Contestabile et al., in recycling lithium cobalt oxide batteries, utilized N-methylpyrrolidone (NMP) for selective separation of components to better recover the active materials of the electrodes. NMP is a good solvent for PVDF (solubility approximately 200 g/kg) and has a high boiling point of about 200 °C. Their study used NMP to treat the active material at approximately 100 °C for 1 hour, effectively separating the film from its support. This allowed for the recovery of Cu and Al in their metallic forms by simply filtering the film from the NMP solution. Another advantage of this method is that the recovered Cu and Al can be directly reused after thorough cleaning. Furthermore, the recovered NMP can be recycled due to its high solubility in PVDF, allowing for multiple reuses. Zhang et al., in recycling cathode waste from lithium-ion batteries, used trifluoroacetic acid (TFA) to separate the cathode material from the aluminum foil. The waste lithium-ion batteries used in the experiment employed polytetrafluoroethylene (PTFE) as an organic binder. The effects of TFA concentration, liquid-to-solid ratio (L/S), reaction temperature, and time on the separation efficiency of the cathode material and aluminum foil were systematically studied. The experimental results showed that in a TFA solution with a mass fraction of 15%, a liquid-to-solid ratio of 8.0 mL/g, a reaction temperature of 40 °C, and a reaction time of 180 min under appropriate stirring, the cathode material could be completely separated.
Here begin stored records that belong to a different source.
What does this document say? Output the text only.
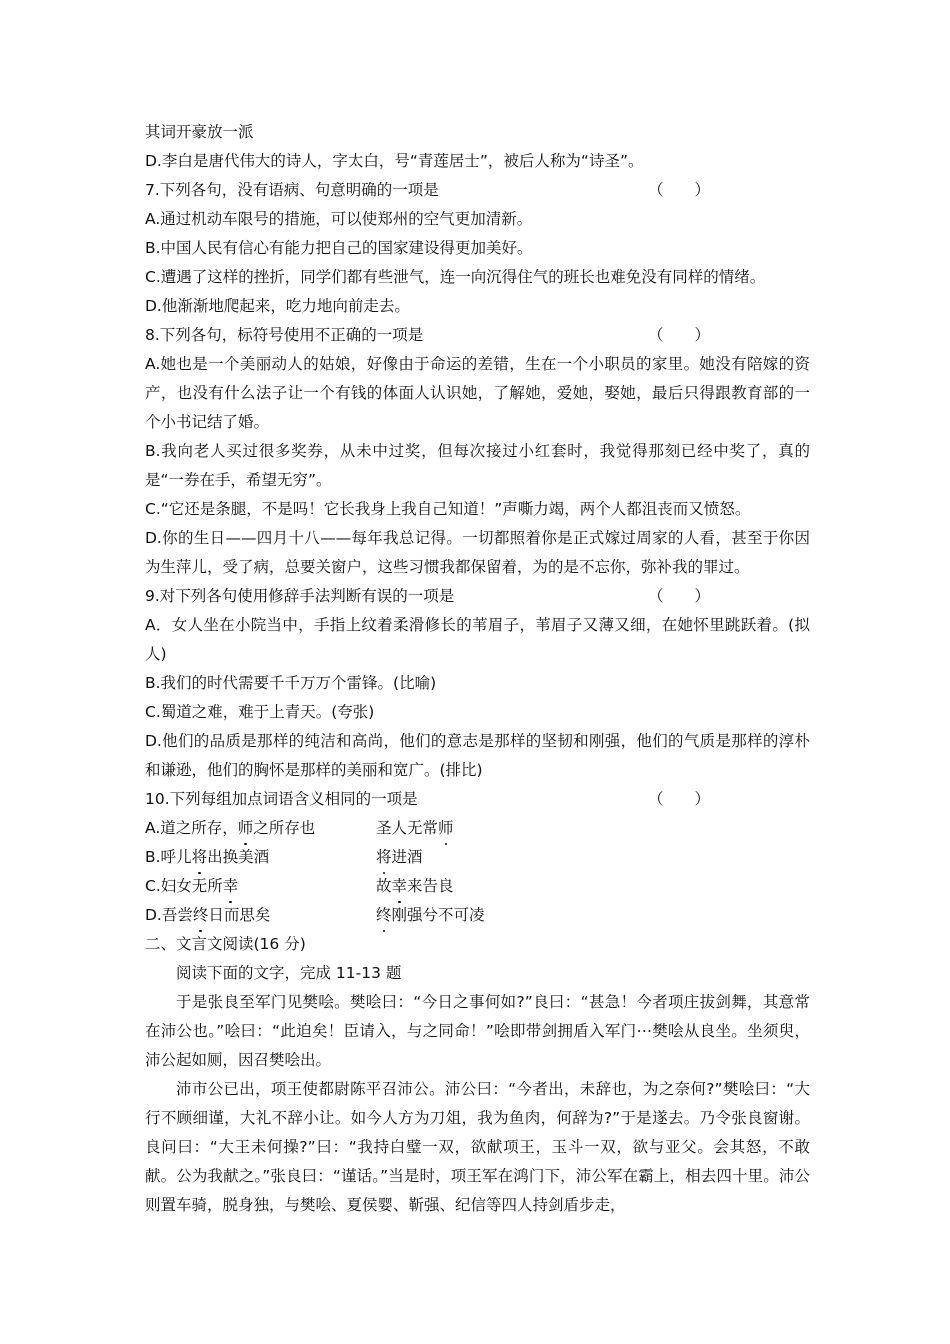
其词开豪放一派
D.李白是唐代伟大的诗人，字太白，号“青莲居士”，被后人称为“诗圣”。
7.下列各句，没有语病、句意明确的一项是	（　　）
A.通过机动车限号的措施，可以使郑州的空气更加清新。
B.中国人民有信心有能力把自己的国家建设得更加美好。
C.遭遇了这样的挫折，同学们都有些泄气，连一向沉得住气的班长也难免没有同样的情绪。
D.他渐渐地爬起来，吃力地向前走去。
8.下列各句，标符号使用不正确的一项是	（　　）
A.她也是一个美丽动人的姑娘，好像由于命运的差错，生在一个小职员的家里。她没有陪嫁的资产，也没有什么法子让一个有钱的体面人认识她，了解她，爱她，娶她，最后只得跟教育部的一个小书记结了婚。
B.我向老人买过很多奖券，从未中过奖，但每次接过小红套时，我觉得那刻已经中奖了，真的是“一券在手，希望无穷”。
C.“它还是条腿，不是吗！它长我身上我自己知道！”声嘶力竭，两个人都沮丧而又愤怒。
D.你的生日——四月十八——每年我总记得。一切都照着你是正式嫁过周家的人看，甚至于你因为生萍儿，受了病，总要关窗户，这些习惯我都保留着，为的是不忘你，弥补我的罪过。
9.对下列各句使用修辞手法判断有误的一项是	（　　）
A．女人坐在小院当中，手指上纹着柔滑修长的苇眉子，苇眉子又薄又细，在她怀里跳跃着。(拟人)
B.我们的时代需要千千万万个雷锋。(比喻)
C.蜀道之难，难于上青天。(夸张)
D.他们的品质是那样的纯洁和高尚，他们的意志是那样的坚韧和刚强，他们的气质是那样的淳朴和谦逊，他们的胸怀是那样的美丽和宽广。(排比)
10.下列每组加点词语含义相同的一项是	（　　）
A.道之所存，师之所存也	圣人无常师
B.呼儿将出换美酒	将进酒
C.妇女无所幸	故幸来告良
D.吾尝终日而思矣	终刚强兮不可凌
二、文言文阅读(16 分)
阅读下面的文字，完成 11-13 题
于是张良至军门见樊哙。樊哙曰：“今日之事何如?”良曰：“甚急！今者项庄拔剑舞，其意常在沛公也。”哙曰：“此迫矣！臣请入，与之同命！”哙即带剑拥盾入军门⋯樊哙从良坐。坐须臾，沛公起如厕，因召樊哙出。
沛市公已出，项王使都尉陈平召沛公。沛公曰：“今者出，未辞也，为之奈何?”樊哙曰：“大行不顾细谨，大礼不辞小让。如今人方为刀俎，我为鱼肉，何辞为?”于是遂去。乃令张良窗谢。良问曰：“大王未何操?”曰：“我持白璧一双，欲献项王，玉斗一双，欲与亚父。会其怒，不敢献。公为我献之。”张良曰：“谨话。”当是时，项王军在鸿门下，沛公军在霸上，相去四十里。沛公则置车骑，脱身独，与樊哙、夏侯婴、靳强、纪信等四人持剑盾步走，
While the experimental conditions for separating materials and foils using organic solvent extraction are relatively mild, organic solvents possess a degree of toxicity, potentially posing a health hazard to operators. Furthermore, due to variations in lithium-ion battery manufacturing processes among different manufacturers, the binders they choose differ. Therefore, manufacturers must select different organic solvents for recycling spent lithium-ion batteries, depending on the specific manufacturing process. In addition, cost is a significant consideration for large-scale industrial-scale recycling operations. Thus, selecting a widely available, affordable, low-toxicity, and widely applicable solvent is crucial.